While more than half of the 120 million TV homes in the U.S. now have the technology to receive an addressable ad—and new technologies and processes are emerging all the time that advance addressable—questions remain for many advertisers about how to best leverage addressable. For example, there are uncertainties around which measurement frameworks should be put in place, how to staff up the skills required to execute addressable buys and how best to navigate different partners and ecosystems.
According to a Forrester study commissioned by DISH Media and eight other companies, buyers’ No. 1 priority in 2021 is optimizing addressable and other emerging channels. And while less than 40% of respondents said they felt very confident in their ability to effectively execute addressable, 64% said they’d invest in addressable if they understood it better. (A downloadable study featuring more findings from Forrester’s research can be accessed here.)
Distributors understand that addressable is a detailed and complex process. But it is becoming less complex as a result of the developing technology around targeting and attribution. It is the role of distributors to ensure advertisers are educated about how the technology has evolved and demonstrate how points of friction have been adjusted to make the process more seamless, and effectively taking the mystery out of it.

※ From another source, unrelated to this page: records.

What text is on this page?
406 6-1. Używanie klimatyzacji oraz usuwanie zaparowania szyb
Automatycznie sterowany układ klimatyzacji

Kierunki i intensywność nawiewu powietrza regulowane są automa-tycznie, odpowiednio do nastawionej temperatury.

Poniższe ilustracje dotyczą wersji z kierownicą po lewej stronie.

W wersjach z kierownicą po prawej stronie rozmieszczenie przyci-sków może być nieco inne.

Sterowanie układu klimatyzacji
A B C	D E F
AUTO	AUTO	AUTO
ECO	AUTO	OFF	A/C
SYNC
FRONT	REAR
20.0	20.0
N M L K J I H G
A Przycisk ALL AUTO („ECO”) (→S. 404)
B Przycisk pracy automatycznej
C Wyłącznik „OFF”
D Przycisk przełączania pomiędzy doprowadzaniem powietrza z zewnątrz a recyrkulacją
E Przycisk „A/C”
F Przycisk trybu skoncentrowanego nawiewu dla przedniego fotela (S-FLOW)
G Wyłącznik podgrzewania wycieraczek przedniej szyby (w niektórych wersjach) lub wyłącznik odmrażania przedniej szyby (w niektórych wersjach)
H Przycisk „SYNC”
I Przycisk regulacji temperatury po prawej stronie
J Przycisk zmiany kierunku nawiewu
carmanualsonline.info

Driving down CPM, increasing ROI
As for perceptions about the cost of addressable, while advertising that promises to reach a more targeted audience naturally means it will necessitate a higher CPM, there is a misperception that addressable is solely about that depth of precision, when actually the technology can be used across linear channels, reaching broader audiences. The broader the audience, the lower the CPM—just as with any other type of advertising.

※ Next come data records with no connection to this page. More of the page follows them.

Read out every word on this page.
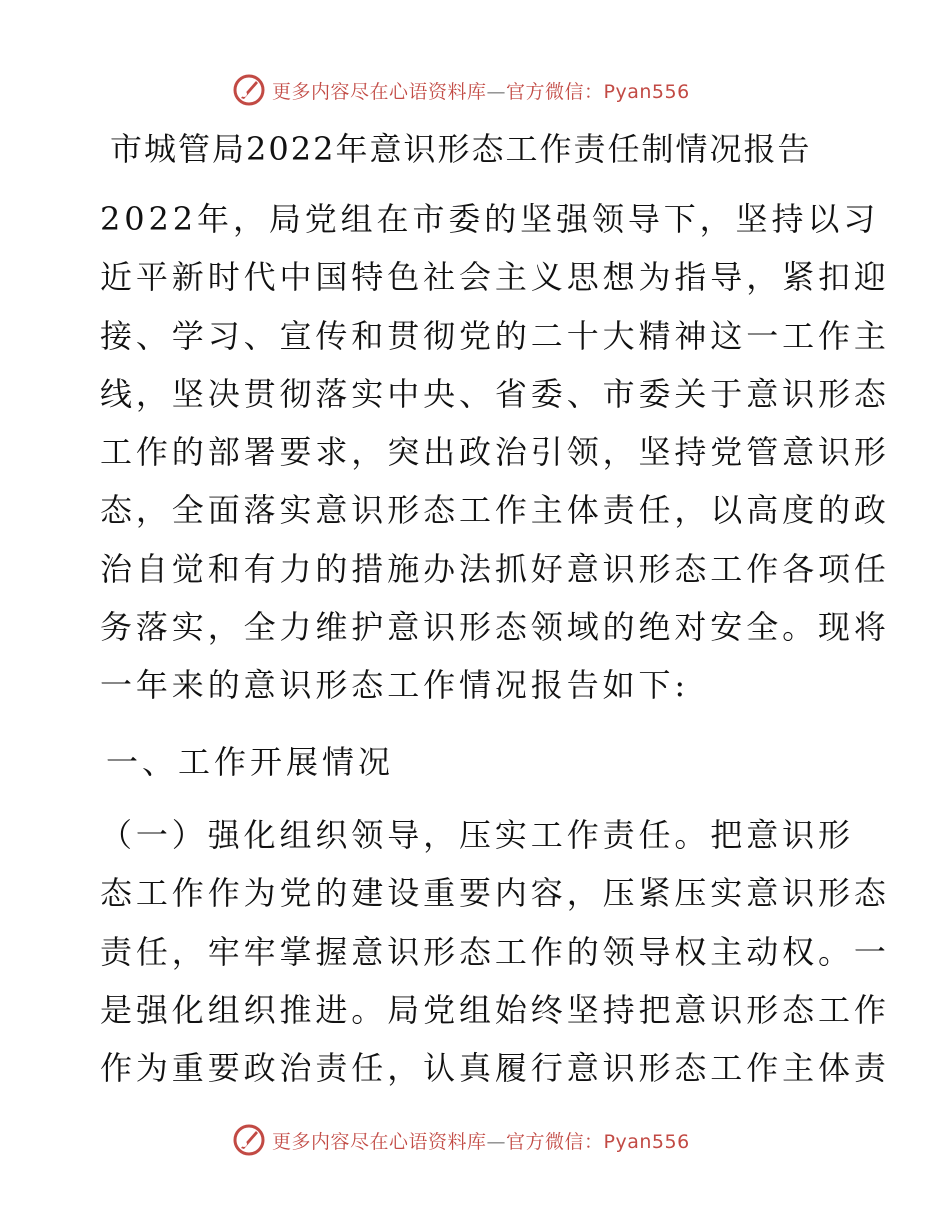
更多内容尽在心语资料库—官方微信：Pyan556
市城管局2022年意识形态工作责任制情况报告
2022年，局党组在市委的坚强领导下，坚持以习
近平新时代中国特色社会主义思想为指导，紧扣迎
接、学习、宣传和贯彻党的二十大精神这一工作主
线，坚决贯彻落实中央、省委、市委关于意识形态
工作的部署要求，突出政治引领，坚持党管意识形
态，全面落实意识形态工作主体责任，以高度的政
治自觉和有力的措施办法抓好意识形态工作各项任
务落实，全力维护意识形态领域的绝对安全。现将
一年来的意识形态工作情况报告如下:
一、工作开展情况
（一）强化组织领导，压实工作责任。把意识形
态工作作为党的建设重要内容，压紧压实意识形态
责任，牢牢掌握意识形态工作的领导权主动权。一
是强化组织推进。局党组始终坚持把意识形态工作
作为重要政治责任，认真履行意识形态工作主体责
更多内容尽在心语资料库—官方微信：Pyan556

The price of an ad should be directly connected to the performance of that ad. Addressable advertising enables marketers to determine the impact of every dollar spent, giving them the ROI, ROAS and all the KPIs that matter to them. Addressable puts the industry in a position to measure effectiveness like never before—which should make the process of buying addressable less impenetrable.
Which brings us to questions around a lack of addressable TV inventory. MVPDs cannot create ad space themselves. Programmers hold a large amount of inventory control, and even then it is finite. The key is continuing to push to make that inventory addressable-enabled. One of our north stars is that we believe the TV market in general is moving toward impression-based ads. That means that over time, traditional TV will have the opportunity to migrate from a national linear spot to billions of impressions served, based on the variables advertisers are seeking. One of the biggest developments has been the enablement of more national minutes that belong to programmers, which should continue apace over the next 12 to 18 months. All of this is good news for advertisers seeking opportunities in addressable TV.

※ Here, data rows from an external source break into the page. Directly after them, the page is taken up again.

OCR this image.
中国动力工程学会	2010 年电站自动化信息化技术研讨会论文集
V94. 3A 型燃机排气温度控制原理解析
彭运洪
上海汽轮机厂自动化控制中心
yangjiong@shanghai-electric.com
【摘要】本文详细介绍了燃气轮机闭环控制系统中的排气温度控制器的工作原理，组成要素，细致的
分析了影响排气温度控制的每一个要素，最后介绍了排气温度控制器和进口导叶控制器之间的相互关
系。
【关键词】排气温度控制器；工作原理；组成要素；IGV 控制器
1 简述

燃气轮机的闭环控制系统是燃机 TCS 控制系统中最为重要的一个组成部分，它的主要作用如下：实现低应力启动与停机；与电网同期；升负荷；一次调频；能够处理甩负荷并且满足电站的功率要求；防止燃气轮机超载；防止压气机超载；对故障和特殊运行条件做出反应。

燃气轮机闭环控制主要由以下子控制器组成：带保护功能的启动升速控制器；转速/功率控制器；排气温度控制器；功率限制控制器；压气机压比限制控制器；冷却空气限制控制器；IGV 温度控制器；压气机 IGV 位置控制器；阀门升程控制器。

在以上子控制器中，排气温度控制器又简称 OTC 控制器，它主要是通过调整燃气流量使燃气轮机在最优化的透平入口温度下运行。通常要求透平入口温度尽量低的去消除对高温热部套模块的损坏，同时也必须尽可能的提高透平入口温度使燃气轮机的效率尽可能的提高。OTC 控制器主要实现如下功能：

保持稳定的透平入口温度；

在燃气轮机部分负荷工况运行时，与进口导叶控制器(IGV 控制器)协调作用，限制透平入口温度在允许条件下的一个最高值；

As for measurement, in today’s advertising ecosystem you are either a walled garden—and are building those walls higher and higher—or you are part of this open, interoperable, federated approach of industry collaboration. That means being measurement and data partner agnostic. The brand and its agency chooses which targeting and measurement data to work with, and we oblige. That said, distributors must get aligned and allow for the demand side to plan, buy and measure using the same technology. That collaboration is an absolute requirement moving forward for distributors to maximize the opportunity around addressable advertising.
Distributors must continue to be nimble, and able to turn on a dime to serve their clients. Being flexible has gone from a catchphrase to table stakes, and the global crisis of the past year has certainly increased the demand for flexibility on the part of everyone. In television advertising in particular, the days of demanding maximum upfront commitments and dictating solutions rather than optionality for marketers are fast waning. It is now about a universe of choices and maximum control for advertisers—the kind afforded by addressable television. It requires a single-minded cooperation from across the industry to dismantle the barriers that remain.